Now is time to exploratory analysis through the understanding of the distribution of words and relationship between the words in the corpora. Sample data set is tokenized for extracting contiguous sequence of items. Concretely unigrams, bigrams and trigrams are extracted and their frequencies are obtained and plotted.

unigram.tokenizer <- function(x) NGramTokenizer(x, Weka_control(min = 1, max = 1))
bigram.tokenizer  <- function(x) NGramTokenizer(x, Weka_control(min = 2, max = 2))
trigram.tokenizer <- function(x) NGramTokenizer(x, Weka_control(min = 3, max = 3))

unigrams <- DocumentTermMatrix(corpora.tmCorpus, control = list(tokenize = unigram.tokenizer))
bigrams  <- DocumentTermMatrix(corpora.tmCorpus, control = list(tokenize = bigram.tokenizer))
trigrams <- DocumentTermMatrix(corpora.tmCorpus, control = list(tokenize = trigram.tokenizer))

unigrams.frequency <- sort(colSums(as.matrix(unigrams)),decreasing = TRUE)[1:30]
bigrams.frequency  <- sort(colSums(as.matrix(bigrams)),decreasing = TRUE)[1:30]
trigrams.frequency <- sort(colSums(as.matrix(trigrams)),decreasing = TRUE)[1:30]

unigrams.frequency.df <- data.frame(word = names(unigrams.frequency), frequency = unigrams.frequency)
bigrams.frequency.df  <- data.frame(word = names(bigrams.frequency), frequency = bigrams.frequency)
trigrams.frequency.df <- data.frame(word = names(trigrams.frequency), frequency = trigrams.frequency)
ggplot(unigrams.frequency.df, aes(reorder(word,frequency), frequency)) + 
        geom_bar(stat = "identity") + 
        xlab("Unigrams") + 
        ylab("Frequency") +
        coord_flip()

ggplot(bigrams.frequency.df, aes(reorder(word,frequency), frequency)) + 
        geom_bar(stat = "identity") + 
        xlab("Bigrams") + 
        ylab("Frequency") +
        coord_flip()

ggplot(trigrams.frequency.df, aes(reorder(word,frequency), frequency)) + 
        geom_bar(stat = "identity") + 
        xlab("Trigrams") + 
        ylab("Frequency") +
        coord_flip()

Word cloud

A more human way of frequencies observation is through word clouds.
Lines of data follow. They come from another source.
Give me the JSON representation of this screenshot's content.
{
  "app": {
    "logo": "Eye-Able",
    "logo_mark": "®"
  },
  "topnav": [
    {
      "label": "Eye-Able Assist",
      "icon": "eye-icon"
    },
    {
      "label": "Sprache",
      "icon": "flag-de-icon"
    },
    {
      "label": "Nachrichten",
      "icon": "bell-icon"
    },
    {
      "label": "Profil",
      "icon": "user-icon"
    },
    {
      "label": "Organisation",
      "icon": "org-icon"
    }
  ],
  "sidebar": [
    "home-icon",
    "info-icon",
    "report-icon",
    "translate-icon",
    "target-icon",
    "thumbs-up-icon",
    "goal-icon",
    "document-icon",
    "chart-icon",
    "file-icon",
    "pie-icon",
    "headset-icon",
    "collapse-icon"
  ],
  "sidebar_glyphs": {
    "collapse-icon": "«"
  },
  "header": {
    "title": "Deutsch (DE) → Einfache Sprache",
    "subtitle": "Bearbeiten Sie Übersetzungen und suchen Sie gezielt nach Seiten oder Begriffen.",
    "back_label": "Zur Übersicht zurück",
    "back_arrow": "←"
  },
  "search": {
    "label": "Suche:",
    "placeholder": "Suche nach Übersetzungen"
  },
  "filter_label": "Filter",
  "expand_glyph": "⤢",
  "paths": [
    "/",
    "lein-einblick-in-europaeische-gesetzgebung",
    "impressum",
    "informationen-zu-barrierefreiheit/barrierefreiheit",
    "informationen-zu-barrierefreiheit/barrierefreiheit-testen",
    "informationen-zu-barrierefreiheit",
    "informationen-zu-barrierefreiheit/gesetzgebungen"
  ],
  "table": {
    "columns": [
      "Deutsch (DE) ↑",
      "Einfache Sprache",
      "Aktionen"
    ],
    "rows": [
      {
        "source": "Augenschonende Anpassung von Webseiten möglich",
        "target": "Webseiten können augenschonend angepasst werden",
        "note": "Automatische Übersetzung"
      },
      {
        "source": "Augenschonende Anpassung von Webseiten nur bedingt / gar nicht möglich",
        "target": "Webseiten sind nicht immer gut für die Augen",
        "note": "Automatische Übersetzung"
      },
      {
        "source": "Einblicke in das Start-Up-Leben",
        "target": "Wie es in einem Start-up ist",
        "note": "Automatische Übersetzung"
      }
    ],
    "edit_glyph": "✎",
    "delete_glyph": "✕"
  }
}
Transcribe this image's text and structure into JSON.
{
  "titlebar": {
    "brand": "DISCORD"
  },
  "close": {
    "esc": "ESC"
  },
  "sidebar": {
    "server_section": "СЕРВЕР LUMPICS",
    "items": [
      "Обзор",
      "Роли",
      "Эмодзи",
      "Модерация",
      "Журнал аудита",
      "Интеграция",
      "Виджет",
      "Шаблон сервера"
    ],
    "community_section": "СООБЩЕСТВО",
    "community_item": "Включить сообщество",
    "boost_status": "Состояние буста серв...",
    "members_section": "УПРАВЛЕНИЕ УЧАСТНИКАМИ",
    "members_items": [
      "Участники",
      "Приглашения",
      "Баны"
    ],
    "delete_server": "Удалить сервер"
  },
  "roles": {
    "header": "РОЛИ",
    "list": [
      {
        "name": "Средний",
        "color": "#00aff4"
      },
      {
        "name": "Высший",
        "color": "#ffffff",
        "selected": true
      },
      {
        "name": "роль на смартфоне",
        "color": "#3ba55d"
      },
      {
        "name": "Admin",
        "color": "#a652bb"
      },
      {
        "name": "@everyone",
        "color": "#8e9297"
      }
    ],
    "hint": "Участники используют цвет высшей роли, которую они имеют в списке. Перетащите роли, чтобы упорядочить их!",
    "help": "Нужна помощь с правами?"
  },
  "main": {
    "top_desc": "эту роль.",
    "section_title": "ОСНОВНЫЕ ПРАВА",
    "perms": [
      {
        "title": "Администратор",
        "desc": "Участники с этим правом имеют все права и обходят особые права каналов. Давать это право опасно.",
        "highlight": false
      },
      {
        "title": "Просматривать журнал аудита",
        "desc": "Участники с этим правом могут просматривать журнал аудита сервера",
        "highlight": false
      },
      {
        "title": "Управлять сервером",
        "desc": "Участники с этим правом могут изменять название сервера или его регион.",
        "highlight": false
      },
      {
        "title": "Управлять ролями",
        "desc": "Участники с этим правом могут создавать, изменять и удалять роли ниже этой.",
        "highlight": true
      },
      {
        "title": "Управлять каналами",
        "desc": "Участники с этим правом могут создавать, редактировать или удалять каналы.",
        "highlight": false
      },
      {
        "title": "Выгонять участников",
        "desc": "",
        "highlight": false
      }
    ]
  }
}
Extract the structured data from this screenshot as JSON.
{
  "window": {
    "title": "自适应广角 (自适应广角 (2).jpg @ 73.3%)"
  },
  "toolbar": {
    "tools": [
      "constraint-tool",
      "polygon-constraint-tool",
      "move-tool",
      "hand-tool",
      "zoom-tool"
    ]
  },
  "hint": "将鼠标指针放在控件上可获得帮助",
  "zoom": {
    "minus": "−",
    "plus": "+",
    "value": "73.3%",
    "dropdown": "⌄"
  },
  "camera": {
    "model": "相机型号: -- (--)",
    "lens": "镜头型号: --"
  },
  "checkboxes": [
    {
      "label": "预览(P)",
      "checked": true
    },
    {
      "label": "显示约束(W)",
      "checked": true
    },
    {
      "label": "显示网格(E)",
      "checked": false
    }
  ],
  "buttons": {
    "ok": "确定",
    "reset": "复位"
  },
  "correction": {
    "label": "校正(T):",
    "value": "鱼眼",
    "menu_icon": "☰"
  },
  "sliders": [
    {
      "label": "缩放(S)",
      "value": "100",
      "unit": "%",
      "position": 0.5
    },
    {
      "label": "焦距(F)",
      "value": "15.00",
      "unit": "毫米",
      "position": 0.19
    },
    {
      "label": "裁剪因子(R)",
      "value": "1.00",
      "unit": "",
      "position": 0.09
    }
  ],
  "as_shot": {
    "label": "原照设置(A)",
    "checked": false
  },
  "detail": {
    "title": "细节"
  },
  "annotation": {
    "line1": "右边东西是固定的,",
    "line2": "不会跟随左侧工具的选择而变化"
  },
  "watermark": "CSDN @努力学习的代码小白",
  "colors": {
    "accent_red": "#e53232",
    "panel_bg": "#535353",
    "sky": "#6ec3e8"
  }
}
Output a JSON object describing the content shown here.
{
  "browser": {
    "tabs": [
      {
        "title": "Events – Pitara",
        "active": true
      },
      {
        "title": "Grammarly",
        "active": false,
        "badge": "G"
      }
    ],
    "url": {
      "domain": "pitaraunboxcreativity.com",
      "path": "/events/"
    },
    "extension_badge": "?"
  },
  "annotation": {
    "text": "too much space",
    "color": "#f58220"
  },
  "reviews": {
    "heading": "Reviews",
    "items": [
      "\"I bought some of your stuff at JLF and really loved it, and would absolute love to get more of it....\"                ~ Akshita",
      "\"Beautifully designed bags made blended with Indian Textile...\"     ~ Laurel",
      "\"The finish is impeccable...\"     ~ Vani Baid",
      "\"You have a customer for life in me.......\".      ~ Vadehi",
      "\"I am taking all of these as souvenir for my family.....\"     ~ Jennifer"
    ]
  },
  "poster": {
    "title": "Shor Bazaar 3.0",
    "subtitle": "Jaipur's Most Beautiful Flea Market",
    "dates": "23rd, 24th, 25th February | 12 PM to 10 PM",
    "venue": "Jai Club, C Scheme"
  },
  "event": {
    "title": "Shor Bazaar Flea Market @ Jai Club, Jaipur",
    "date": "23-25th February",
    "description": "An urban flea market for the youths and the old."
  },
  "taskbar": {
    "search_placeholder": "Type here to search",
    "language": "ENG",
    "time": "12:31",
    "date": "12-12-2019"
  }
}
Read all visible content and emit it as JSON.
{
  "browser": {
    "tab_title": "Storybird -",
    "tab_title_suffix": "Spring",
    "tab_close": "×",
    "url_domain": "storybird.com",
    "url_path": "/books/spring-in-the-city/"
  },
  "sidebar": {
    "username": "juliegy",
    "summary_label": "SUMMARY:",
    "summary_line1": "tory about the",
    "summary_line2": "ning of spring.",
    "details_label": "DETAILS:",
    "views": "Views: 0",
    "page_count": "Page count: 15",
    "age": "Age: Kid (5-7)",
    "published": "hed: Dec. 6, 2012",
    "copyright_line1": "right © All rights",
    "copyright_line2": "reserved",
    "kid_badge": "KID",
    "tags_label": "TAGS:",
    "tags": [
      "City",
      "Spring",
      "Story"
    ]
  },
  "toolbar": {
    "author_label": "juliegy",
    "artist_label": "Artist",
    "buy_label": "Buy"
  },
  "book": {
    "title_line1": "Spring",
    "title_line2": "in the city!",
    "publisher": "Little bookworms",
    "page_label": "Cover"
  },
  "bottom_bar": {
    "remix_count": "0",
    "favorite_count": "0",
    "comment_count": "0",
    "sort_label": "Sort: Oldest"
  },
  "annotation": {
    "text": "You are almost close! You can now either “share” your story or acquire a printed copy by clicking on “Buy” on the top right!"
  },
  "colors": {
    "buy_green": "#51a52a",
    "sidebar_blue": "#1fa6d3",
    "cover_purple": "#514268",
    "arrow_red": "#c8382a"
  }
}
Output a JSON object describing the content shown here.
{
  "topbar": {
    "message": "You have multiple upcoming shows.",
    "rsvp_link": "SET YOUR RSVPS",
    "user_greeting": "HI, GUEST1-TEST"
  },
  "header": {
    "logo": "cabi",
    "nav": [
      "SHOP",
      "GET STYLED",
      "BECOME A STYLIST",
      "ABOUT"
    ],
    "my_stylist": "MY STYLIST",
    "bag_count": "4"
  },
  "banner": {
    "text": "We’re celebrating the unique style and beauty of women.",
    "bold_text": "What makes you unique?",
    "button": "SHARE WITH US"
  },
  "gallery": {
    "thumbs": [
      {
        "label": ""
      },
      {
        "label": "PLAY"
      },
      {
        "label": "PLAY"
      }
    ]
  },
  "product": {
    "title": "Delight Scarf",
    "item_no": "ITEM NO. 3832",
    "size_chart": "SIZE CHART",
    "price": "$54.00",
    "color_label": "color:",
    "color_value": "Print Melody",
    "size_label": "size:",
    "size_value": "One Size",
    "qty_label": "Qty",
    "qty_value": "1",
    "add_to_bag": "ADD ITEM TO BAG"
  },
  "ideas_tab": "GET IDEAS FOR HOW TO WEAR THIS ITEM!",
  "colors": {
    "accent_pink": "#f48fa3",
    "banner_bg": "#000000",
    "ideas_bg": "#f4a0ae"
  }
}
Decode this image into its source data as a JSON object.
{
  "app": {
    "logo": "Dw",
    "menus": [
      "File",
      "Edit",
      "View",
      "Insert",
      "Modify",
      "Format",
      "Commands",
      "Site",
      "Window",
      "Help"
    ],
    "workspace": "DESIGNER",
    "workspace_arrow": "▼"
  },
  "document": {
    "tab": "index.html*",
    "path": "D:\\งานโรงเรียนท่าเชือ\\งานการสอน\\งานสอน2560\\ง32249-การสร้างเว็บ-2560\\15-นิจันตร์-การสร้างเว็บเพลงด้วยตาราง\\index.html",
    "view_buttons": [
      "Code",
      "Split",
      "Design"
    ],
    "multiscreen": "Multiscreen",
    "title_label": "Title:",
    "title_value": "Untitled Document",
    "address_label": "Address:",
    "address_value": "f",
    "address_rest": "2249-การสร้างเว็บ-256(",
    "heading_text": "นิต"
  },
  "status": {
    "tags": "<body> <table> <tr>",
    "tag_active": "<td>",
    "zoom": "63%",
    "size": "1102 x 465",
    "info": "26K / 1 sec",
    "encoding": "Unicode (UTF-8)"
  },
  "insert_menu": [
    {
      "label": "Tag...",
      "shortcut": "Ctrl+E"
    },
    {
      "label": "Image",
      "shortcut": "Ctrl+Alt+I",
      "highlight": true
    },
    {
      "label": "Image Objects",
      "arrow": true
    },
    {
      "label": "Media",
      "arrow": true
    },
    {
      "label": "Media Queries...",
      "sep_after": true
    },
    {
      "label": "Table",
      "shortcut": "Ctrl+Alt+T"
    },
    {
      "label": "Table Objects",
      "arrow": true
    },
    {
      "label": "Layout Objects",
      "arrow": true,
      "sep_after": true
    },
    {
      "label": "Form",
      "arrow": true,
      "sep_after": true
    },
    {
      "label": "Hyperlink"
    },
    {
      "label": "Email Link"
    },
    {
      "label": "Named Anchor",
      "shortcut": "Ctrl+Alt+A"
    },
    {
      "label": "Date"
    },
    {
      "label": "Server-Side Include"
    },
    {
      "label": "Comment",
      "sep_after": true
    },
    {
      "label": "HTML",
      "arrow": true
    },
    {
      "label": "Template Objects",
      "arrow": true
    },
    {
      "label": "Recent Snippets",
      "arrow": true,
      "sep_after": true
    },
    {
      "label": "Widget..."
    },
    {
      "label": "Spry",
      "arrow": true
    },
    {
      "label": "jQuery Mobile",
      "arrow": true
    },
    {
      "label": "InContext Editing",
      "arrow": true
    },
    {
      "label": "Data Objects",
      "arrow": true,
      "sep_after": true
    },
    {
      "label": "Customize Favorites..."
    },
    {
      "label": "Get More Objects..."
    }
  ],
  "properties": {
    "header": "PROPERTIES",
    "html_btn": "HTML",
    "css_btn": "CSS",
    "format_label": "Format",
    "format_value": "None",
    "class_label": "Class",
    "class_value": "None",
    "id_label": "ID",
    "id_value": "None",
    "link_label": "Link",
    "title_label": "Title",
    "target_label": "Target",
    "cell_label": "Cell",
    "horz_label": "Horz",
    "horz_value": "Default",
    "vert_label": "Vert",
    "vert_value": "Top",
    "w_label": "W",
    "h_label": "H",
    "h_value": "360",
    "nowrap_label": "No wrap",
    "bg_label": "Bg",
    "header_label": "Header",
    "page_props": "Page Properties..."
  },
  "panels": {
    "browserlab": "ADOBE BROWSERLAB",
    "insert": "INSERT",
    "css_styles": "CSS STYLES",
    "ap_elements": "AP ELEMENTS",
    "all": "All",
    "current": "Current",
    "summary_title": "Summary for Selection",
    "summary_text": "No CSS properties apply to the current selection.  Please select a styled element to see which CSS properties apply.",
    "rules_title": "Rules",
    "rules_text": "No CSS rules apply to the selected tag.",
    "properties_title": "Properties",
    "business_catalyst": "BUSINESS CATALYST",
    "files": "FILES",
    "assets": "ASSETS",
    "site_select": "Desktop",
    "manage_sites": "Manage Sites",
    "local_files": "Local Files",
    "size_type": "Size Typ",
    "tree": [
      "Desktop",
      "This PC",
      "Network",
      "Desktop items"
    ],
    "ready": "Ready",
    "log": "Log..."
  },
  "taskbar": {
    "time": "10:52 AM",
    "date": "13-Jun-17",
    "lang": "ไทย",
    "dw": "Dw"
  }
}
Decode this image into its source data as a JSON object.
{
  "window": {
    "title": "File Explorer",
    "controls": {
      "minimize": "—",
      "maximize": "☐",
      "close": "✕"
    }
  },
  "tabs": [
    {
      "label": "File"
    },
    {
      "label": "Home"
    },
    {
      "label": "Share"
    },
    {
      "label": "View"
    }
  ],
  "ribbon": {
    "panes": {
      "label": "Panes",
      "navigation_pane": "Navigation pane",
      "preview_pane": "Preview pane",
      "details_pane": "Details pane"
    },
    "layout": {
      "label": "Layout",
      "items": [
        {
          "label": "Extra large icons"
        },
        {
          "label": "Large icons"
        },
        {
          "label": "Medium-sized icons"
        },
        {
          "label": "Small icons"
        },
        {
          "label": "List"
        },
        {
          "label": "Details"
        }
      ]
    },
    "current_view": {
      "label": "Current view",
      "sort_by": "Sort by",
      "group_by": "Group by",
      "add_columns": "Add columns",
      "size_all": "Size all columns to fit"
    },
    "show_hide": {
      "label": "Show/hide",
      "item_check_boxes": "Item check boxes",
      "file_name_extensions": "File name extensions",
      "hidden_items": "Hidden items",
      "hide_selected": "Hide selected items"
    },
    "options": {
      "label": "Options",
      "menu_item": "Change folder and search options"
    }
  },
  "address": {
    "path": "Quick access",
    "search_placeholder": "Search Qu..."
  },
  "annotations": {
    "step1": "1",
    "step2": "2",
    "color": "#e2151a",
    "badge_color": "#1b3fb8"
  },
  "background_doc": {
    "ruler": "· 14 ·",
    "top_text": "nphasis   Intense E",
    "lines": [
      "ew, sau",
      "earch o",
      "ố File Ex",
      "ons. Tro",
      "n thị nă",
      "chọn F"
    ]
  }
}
The wordcloud package is user to plot n-grams in a cloudy way

wordcloud(words = names(unigrams.frequency), freq = unigrams.frequency, min.freq = 500,
          scale=c(2.5, .25),
          rot.per=0.50,
          random.order = FALSE)

wordcloud(words = names(bigrams.frequency), freq = bigrams.frequency, min.freq = 50,
          scale=c(2.5, .25),
          rot.per=0.50,
          random.order = FALSE)

wordcloud(words = names(trigrams.frequency), freq = trigrams.frequency, min.freq = 5,
          scale=c(2.5, .25),
          rot.per=0.50,
          random.order = FALSE)

Next step

To continue the project n-grams will be used to probabilities calculation. Next steps include a n-gram probabilistic based model to next word prediction based on the previous 1, 2 or 3 words. Finally the predcition model will be used trough a shiny app as the goal of the project is defined.